Nissan reached this threshold in 2018, and the Leaf’s tax credit was reduced to $3,750 in 2019 and then to zero in 2020. This made the Leaf less competitive with other EVs that still had the full or partial credit, such as the Tesla Model 3, the Chevrolet Bolt, and the Hyundai Kona Electric.
How did the Leaf regain the tax credit in 2024?
In 2022, Congress passed the Inflation Reduction Act, which modified the EV tax credit to encourage more domestic production and sourcing of EV components. The act added two new requirements for EVs to qualify for the credit:
- The EV must have at least 50% of its parts made in the US, including at least 25% of its battery components.
- The EV must not use any critical minerals that are imported from countries that are subject to sanctions or pose a national security risk, such as China, Russia, and Iran.
The act also increased the credit amount to $10,000 for EVs that meet both requirements and reduced it to $5,000 for EVs that meet only one requirement. EVs that do not meet any requirements are not eligible for the credit.
The Nissan Leaf, which is built in Tennessee, met the first requirement but not the second one because it used some critical minerals from China in its battery. This made it ineligible for the credit in 2023 when the act took effect.
However, in 2024, Nissan announced that it had changed its battery supplier and certified that the Leaf met the “battery component” requirement of the act. This made it eligible for a $3,750 tax credit, which is half of the $7,500 credit that applies to EVs with less than 200,000 sales.
What does this mean for the Leaf’s price and competitiveness?

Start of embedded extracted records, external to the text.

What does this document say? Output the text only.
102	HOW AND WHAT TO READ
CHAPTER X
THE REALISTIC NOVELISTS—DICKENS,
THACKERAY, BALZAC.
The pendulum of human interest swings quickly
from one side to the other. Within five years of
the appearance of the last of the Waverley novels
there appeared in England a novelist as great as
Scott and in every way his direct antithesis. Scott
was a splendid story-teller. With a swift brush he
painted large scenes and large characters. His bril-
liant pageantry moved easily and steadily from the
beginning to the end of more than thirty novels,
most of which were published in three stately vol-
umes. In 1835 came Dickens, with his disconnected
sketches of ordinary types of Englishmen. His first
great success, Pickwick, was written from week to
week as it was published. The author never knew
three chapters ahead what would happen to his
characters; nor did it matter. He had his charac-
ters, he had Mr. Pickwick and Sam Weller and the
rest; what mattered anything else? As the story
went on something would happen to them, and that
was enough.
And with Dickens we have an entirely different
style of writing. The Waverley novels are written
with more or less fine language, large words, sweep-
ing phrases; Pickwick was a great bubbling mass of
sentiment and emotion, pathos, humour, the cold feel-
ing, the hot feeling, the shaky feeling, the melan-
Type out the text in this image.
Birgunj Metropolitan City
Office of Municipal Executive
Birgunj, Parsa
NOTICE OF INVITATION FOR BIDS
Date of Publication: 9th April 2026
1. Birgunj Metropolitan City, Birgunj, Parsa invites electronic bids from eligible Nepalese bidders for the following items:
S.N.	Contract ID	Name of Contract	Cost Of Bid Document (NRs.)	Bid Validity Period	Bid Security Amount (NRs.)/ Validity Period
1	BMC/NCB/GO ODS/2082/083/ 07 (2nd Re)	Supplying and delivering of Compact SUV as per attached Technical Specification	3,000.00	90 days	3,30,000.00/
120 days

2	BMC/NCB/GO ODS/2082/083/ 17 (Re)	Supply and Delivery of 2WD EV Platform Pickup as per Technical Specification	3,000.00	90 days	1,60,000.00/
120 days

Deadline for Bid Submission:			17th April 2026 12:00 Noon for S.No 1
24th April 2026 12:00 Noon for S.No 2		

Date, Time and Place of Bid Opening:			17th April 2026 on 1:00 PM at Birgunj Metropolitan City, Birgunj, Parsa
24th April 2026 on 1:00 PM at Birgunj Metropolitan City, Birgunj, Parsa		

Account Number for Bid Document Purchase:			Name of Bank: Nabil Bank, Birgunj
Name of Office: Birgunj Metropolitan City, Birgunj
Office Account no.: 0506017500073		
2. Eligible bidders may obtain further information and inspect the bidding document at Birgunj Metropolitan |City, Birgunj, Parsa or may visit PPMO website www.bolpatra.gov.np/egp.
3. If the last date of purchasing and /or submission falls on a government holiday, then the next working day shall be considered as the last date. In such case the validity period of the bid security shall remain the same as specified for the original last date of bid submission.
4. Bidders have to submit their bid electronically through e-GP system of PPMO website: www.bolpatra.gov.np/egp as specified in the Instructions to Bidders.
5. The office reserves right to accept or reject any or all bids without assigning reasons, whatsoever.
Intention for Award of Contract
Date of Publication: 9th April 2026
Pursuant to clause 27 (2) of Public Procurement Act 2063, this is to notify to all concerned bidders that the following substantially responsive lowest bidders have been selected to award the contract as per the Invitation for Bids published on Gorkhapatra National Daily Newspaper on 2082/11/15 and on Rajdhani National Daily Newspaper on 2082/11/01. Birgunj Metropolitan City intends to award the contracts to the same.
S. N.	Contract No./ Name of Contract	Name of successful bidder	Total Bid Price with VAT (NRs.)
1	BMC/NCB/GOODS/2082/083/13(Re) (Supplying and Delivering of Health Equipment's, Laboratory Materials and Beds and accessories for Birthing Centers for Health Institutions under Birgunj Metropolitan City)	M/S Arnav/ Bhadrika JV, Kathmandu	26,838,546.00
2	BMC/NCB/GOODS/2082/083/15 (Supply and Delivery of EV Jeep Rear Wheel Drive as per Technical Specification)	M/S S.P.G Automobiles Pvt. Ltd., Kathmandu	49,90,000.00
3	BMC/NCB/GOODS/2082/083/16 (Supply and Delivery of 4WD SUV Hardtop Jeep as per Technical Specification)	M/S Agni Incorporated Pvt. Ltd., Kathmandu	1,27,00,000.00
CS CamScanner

With the $3,750 tax credit, the Nissan Leaf’s starting price drops from $28,140 to $24,390, making it one of the cheapest EVs in the US. For comparison, the Tesla Model 3 starts at $39,990, the Chevrolet Bolt at $31,995, and the Hyundai Kona Electric at $37,390. All of these models have no tax credit available, as their manufacturers have exceeded the 200,000 sales limit.
The Leaf’s price advantage is even more pronounced when combined with other state and local incentives that are available in some regions. For example, in California, the Leaf can qualify for a $2,000 rebate from the Clean Vehicle Rebate Project, a $1,500 rebate from the Clean Fuel Reward Program, and a $1,000 rebate from the San Joaquin Valley Air Pollution Control District. This can bring the Leaf’s price down to $19,890, which is less than half of the price of some of its rivals.
Of course, price is not the only factor for EV buyers. The 2024 Nissan Leaf must also compete with other aspects of performance, range, features, and design. The Leaf offers two battery options: a 40 kWh pack that delivers 150 miles of range and a 62 kWh pack that delivers 226 miles of range. The latter option costs an extra $6,600, which reduces the Leaf’s price advantage.
The 2024 Nissan Leaf also faces some criticism for its lack of a thermal management system for its battery, which can affect its longevity and efficiency in extreme temperatures. Moreover, the Leaf’s design has not changed much since its debut, which may make it look outdated compared to newer and sleeker EVs.